The South Carolina Supreme Court is considering whether the governor or legislature controls the disputed $700 million in federal stimulus money. In Wednesday’s standing-room-only hearing in Columbia several of the justices expressed doubts about Sanford’s position that federal law gives him control over the money. Justice Donald Beatty said he found most of Sanford’s claims are not applicable. When Sanford’s attorney contended that federal law gives Sanford discretion in the application process, Beatty replied, “It doesn’t mean he’s king.”
One of the lawsuits heard by the court Wednesday was from the South Carolina Association of School Administrators, against Sanford. Association Executive Director Molly Spearman says she’s disturbed that Sanford would question whether the high court could deliver a fair decision. “He’s our leader, our role model, and he’s questioning the integrity of the (SC)Supreme Court justices, honorable men and women. And it’s almost like a spoiled child, who hasn’t won, and looks for an excuse.”
Court experts have said, as Sanford said this week, that it’s not likely that the court’s decision will favor Sanford, according to the outcome of other cases heard in South Carolina.

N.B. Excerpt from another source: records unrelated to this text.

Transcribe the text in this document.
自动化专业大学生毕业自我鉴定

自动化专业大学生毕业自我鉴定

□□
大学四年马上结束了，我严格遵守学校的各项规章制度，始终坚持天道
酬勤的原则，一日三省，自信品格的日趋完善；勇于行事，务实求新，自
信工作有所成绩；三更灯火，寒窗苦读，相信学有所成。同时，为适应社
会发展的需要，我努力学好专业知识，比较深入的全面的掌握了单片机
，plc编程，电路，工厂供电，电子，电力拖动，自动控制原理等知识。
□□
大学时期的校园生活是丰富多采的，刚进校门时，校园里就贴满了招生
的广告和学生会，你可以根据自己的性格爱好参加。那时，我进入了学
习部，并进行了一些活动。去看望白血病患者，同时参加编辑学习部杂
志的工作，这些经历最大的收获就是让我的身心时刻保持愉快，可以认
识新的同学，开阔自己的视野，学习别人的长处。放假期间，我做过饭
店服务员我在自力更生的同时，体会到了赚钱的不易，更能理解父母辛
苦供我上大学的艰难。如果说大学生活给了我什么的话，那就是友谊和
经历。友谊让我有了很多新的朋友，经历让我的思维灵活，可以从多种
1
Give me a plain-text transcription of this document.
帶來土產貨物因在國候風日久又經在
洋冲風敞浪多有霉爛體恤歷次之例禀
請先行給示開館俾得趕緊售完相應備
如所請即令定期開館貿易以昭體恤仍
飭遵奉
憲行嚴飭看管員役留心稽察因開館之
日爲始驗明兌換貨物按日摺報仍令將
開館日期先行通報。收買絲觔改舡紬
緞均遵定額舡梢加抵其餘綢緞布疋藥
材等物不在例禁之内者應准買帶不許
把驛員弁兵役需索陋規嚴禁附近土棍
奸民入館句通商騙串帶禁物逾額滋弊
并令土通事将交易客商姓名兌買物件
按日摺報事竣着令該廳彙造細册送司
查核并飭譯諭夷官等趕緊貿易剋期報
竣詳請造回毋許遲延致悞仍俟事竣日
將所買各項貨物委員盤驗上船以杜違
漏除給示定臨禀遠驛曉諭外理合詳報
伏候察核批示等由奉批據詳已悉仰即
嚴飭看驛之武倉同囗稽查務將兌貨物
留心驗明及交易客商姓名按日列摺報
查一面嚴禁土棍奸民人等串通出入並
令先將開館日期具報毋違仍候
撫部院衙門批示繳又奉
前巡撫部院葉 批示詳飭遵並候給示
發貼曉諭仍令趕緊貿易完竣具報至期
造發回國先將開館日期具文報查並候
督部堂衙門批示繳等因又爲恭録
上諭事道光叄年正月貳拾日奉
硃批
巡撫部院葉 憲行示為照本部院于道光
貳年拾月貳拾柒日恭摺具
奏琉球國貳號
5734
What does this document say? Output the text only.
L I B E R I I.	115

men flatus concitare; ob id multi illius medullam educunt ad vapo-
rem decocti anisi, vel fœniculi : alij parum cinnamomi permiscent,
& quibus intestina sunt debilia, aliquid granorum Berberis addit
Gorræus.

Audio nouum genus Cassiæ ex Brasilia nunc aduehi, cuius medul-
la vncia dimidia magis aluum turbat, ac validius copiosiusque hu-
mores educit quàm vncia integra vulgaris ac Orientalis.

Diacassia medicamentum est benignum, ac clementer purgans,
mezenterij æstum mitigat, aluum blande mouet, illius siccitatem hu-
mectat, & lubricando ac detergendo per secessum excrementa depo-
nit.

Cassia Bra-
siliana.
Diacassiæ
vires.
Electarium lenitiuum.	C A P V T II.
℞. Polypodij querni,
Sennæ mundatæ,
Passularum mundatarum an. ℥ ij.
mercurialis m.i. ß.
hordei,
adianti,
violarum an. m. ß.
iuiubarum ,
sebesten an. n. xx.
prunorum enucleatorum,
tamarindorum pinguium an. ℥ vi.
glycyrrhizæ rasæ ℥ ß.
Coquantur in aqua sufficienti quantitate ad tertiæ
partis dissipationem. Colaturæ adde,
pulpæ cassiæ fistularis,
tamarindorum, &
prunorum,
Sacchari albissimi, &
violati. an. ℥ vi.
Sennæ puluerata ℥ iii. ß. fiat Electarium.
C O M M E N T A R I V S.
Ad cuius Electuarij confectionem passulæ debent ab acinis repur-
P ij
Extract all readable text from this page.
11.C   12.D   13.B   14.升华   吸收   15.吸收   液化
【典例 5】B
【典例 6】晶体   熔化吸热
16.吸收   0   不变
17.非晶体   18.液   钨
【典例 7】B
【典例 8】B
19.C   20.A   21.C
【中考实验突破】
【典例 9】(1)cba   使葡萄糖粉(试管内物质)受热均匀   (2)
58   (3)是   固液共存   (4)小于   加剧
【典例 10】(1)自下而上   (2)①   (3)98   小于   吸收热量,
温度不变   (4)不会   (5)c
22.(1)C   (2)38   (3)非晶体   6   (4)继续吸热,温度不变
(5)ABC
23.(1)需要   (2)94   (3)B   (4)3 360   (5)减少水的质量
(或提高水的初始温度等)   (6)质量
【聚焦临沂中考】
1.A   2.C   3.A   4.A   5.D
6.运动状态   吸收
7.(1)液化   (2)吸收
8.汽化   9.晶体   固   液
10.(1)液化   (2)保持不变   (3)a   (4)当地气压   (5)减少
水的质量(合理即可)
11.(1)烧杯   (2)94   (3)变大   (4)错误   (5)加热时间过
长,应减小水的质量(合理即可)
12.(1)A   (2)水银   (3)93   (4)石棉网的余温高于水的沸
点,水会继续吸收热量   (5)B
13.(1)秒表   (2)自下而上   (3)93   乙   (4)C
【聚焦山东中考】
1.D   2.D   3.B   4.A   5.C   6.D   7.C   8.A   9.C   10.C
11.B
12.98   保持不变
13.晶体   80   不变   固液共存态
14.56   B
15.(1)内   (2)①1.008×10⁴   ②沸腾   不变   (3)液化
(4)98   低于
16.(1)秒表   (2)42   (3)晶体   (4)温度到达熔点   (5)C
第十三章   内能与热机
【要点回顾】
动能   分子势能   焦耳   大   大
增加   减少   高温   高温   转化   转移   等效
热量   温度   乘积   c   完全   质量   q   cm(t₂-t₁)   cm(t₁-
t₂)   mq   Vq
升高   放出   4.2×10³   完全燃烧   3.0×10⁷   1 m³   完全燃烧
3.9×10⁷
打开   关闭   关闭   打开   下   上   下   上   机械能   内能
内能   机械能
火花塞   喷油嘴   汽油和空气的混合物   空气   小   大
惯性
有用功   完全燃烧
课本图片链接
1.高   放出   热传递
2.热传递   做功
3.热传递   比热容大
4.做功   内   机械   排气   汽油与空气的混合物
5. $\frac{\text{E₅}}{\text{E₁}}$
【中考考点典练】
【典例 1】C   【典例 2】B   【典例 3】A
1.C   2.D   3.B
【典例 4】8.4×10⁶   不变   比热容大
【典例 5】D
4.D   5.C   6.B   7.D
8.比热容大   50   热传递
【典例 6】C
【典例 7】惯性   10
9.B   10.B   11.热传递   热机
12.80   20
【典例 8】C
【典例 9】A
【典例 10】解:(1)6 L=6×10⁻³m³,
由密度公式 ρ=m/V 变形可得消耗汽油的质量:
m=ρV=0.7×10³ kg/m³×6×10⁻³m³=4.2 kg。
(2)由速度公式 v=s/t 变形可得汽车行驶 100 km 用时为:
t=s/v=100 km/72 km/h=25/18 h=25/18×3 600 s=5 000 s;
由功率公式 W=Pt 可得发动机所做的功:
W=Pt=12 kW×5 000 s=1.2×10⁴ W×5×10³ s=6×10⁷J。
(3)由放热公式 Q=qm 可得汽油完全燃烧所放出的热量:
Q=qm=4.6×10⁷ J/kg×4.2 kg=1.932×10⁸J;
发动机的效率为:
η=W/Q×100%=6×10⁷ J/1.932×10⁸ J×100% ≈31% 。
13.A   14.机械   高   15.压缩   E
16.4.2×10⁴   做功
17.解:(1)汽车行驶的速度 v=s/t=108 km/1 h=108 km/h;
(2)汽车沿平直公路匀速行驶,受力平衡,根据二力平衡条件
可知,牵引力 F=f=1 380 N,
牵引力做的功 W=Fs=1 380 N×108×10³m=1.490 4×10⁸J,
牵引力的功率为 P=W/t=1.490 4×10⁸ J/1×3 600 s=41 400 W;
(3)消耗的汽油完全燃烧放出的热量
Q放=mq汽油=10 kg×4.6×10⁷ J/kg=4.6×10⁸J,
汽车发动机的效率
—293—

Spearman, who deals on a daily basis with school administrators around the state whose schools are in dire need of funds, says she finds the governor’s actions offensive, just the fact that he wouldn’t take the money. “I’m offended at the spending of all this time and energy and resources. Common sense would tell you that this is something he should have asked for, money that the state’s citizens have to pay back in federal taxes. And to deny the money, particularly for the public education system of this state, is appalling.”
Governor Sanford has said that he wanted to use the money to pay down the state’s public debt. Spearman says the state’s debt is better than most states and would be paid off in less than ten years.
Spearing says she is upset because the public education system deserves better. “That’s the bottom line here. The Governor had no problems excepting other stimulus funds, for transportation. That he would go to this length to undermine the public education system is very upsetting to me as a citizen of South Carolina.”